Traceback (most recent call last):
File "preprocess.py", line 138, in <module>
read_doc_input(inputxml,inputparsed,outputfile)
File "preprocess.py", line 93, in read_doc_input
doc = doctexts[idx]
IndexError: list index out of range
I found the problem is that the latest CoreNLP(version 2017-06-09) has different output format than the older versions. I wrote the code and test using (version 2015-01-29). I just made a new commit and tested under both versions and the code works now.
Also, run_document.sh and run_sentence.sh are independent of each other. The difference is that the input of run_document.sh are articles and it does sentence splitting, tokenization, and parsing, while the input of run_sentence.sh are sentences and it only does tokenization and parsing.
Thanks! I can now run CoreNLP. I had to change some of the hardcoded paths in run_sentence.sh
to match my udpipe model locations, but the preprocessing worked fine.
I'm now running into an issue with UniversalPetrarch itself:
...
petr_log.PETRgraph: DEBUG [[u'---COP'], ['---'], '010']
petr_log.PETRgraph: DEBUG ['---']
Traceback (most recent call last):
File "petrarch_ud.py", line 409, in <module>
main()
File "petrarch_ud.py", line 71, in main
run(paths, out , True) ## <===
File "petrarch_ud.py", line 405, in run
updated_events = do_coding(events)
File "petrarch_ud.py", line 318, in do_coding
coded_events = sentence.get_events()
File "/Users/ahalterman/MIT/NSF_RIDIR/UniversalPetrarch/UniversalPetrarch/PETRgraph.py", line 1583, in get_events
if self.events[eventID][2] not in ['---',None,'None'] and self.events[eventID][2] != PETRglobals.VerbDict['verbs'][triplet['triple'][2].head.upper()]['#']['#']['code']:
KeyError: u'ISSUED'
I fixed the error and made the args of preprocessing code for the languages as EN, AR, ES as Dr.

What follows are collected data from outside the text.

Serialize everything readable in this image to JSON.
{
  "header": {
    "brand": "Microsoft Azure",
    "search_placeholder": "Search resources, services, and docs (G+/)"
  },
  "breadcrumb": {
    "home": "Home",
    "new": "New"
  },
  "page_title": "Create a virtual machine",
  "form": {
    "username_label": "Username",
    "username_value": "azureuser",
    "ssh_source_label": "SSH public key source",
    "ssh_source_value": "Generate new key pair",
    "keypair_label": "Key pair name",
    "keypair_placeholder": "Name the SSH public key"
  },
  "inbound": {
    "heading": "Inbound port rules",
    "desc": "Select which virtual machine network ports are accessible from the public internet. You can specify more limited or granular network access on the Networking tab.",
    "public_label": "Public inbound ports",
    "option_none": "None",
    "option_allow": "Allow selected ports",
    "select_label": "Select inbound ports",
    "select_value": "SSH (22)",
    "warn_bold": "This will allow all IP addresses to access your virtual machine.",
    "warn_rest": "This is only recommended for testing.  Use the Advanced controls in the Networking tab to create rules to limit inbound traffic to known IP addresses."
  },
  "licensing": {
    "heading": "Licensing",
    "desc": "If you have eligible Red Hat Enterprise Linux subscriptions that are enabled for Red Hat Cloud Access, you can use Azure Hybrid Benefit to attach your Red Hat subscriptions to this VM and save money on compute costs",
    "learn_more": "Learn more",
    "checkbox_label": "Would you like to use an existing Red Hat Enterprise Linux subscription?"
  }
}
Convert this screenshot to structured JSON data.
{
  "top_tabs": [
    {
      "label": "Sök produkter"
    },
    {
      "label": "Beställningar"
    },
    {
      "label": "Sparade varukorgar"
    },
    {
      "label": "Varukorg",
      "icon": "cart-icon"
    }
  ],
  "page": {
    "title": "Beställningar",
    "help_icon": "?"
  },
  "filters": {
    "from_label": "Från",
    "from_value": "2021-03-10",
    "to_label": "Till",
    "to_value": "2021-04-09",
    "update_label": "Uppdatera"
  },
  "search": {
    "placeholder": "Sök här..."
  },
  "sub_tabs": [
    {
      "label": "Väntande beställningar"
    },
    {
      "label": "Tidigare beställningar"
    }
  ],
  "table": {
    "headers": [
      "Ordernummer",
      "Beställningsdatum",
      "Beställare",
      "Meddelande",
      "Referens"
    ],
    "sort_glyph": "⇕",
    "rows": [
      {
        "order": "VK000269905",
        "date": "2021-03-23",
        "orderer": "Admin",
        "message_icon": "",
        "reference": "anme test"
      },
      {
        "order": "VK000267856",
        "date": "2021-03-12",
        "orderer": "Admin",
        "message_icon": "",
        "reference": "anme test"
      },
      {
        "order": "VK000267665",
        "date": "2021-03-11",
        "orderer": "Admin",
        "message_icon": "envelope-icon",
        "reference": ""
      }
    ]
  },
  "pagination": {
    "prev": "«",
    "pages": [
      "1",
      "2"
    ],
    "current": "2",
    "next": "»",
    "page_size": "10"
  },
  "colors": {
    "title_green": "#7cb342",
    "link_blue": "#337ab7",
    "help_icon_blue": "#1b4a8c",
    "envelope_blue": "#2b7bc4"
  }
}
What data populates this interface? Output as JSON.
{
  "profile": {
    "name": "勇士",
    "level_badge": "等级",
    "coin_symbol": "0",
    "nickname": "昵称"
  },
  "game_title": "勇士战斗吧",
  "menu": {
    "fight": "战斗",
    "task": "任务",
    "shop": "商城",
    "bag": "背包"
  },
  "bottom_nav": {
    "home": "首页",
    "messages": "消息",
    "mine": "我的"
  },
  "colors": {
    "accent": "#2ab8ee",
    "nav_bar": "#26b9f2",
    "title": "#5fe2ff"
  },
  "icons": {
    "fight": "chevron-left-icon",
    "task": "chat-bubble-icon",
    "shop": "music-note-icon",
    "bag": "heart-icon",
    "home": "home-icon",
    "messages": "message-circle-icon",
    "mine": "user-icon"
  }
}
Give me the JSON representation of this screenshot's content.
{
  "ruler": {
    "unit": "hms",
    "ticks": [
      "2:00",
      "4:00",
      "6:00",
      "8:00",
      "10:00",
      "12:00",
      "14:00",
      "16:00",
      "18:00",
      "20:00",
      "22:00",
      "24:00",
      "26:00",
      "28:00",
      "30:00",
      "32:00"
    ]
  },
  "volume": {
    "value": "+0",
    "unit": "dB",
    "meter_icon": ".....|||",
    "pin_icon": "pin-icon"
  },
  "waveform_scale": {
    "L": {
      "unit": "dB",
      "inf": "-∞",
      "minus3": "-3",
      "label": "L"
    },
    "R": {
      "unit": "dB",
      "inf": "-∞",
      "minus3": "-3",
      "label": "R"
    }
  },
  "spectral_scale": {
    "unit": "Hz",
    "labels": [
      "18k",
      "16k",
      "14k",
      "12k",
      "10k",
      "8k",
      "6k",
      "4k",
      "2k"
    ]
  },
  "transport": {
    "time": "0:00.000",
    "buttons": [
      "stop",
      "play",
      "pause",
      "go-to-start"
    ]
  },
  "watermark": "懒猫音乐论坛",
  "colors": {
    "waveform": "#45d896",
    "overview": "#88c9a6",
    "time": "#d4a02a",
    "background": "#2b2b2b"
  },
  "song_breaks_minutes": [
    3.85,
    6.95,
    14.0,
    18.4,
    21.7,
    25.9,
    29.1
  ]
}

Brandt suggested.
I've successfully run the pipeline from start to finish (in English) with no errors. Thanks for everything!
UniversalPetrarch is running fine for me on the built in example and I can see it writing out the coding as it goes and the summary stats (woo!). I can't get it to write out to a file, though. I uncommented the line that seems to be response for writing out (here), but when I uncomment it I get the following error:
This dictionary organization/structure has never been great, so we might want to think about making it nicer if the fix indeed involves digging into it.